L’adoption du cahier des charges de l’incinérateur de Beyrouth « ajournée »

Opposition à l’intérieur et manifestations à l’extérieur : la contestation du projet du conseil municipal a eu raison de la volonté affichée par son président de faire passer le texte tel quel.

Les députés Paula Yacoubian, Nadim Gemayel et Élias Hankache au cours de la manifestation. Photo Marwan Assaf

Bien qu’une clause sur le vote du cahier des charges de l’incinérateur de Beyrouth ait été incluse dans l’ordre du jour de la réunion hebdomadaire du conseil municipal qui a eu lieu hier, la discussion autour de ce sujet hautement polémique a été « ajournée », suivant les échos qui sont parvenus du président du conseil Jamal Itani. De fait, l’opposition systématique venue de toutes parts avait commencé dès le début de la semaine et s’est intensifiée hier par une contestation à l’intérieur du conseil, et par une manifestation de la société civile à laquelle se sont joints plusieurs députés devant le siège de la municipalité.
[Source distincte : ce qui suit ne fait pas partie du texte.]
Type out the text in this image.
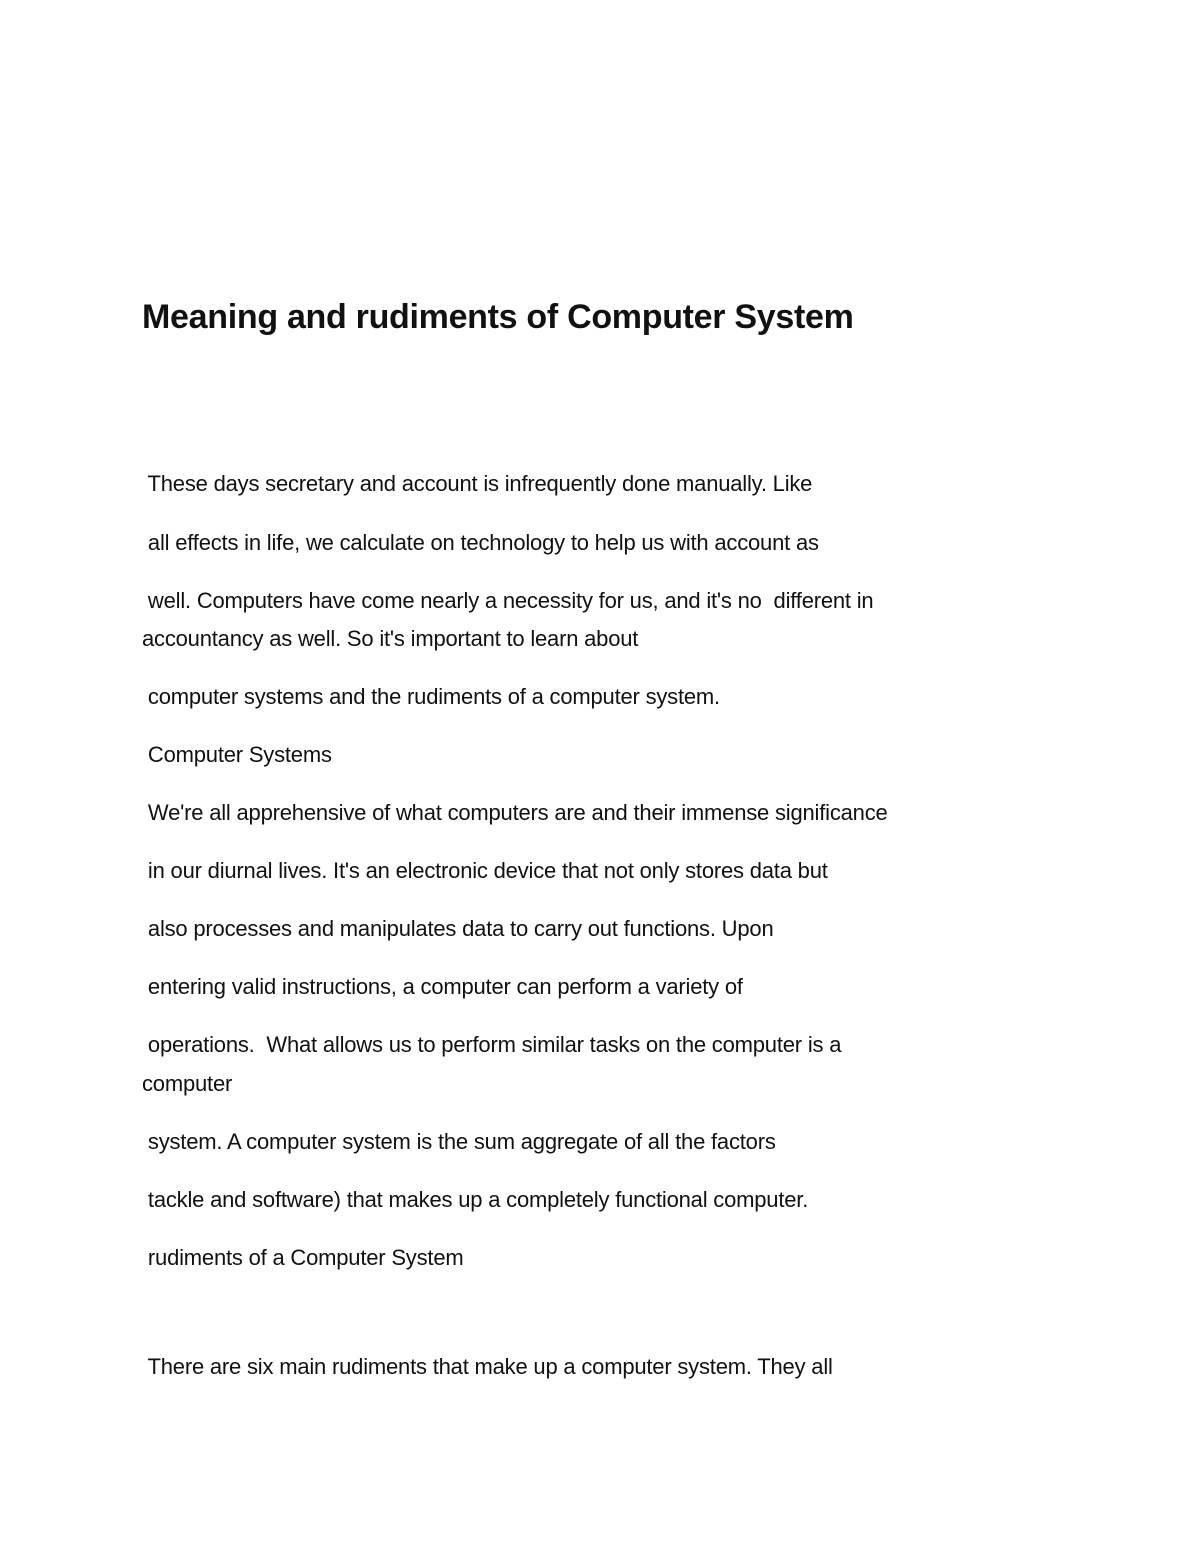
Meaning and rudiments of Computer System

These days secretary and account is infrequently done manually. Like

all effects in life, we calculate on technology to help us with account as

well. Computers have come nearly a necessity for us, and it's no  different in

accountancy as well. So it's important to learn about

computer systems and the rudiments of a computer system.

Computer Systems

We're all apprehensive of what computers are and their immense significance

in our diurnal lives. It's an electronic device that not only stores data but

also processes and manipulates data to carry out functions. Upon

entering valid instructions, a computer can perform a variety of

operations.  What allows us to perform similar tasks on the computer is a

computer

system. A computer system is the sum aggregate of all the factors

tackle and software) that makes up a completely functional computer.

rudiments of a Computer System

There are six main rudiments that make up a computer system. They all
Depuis que le conseil municipal de la capitale a décidé d’opter pour une solution séparée pour la gestion de ses déchets en 2016, le projet d’installer un incinérateur pour – et dans – la capitale fait son chemin, drainant une opposition de plus en plus importante. Le cahier des charges que comptait présenter M. Itani hier au vote n’est accompagné ni de la désignation d’un site ni, par conséquent, d’une étude d’impact environnemental – il comptait laisser au Conseil des ministres le soin de déterminer le lieu qui accueillerait le futur incinérateur. Toutefois, le site qui aurait la préférence du président du conseil est un secret de Polichinelle, puisqu’il n’est autre que celui de la Quarantaine.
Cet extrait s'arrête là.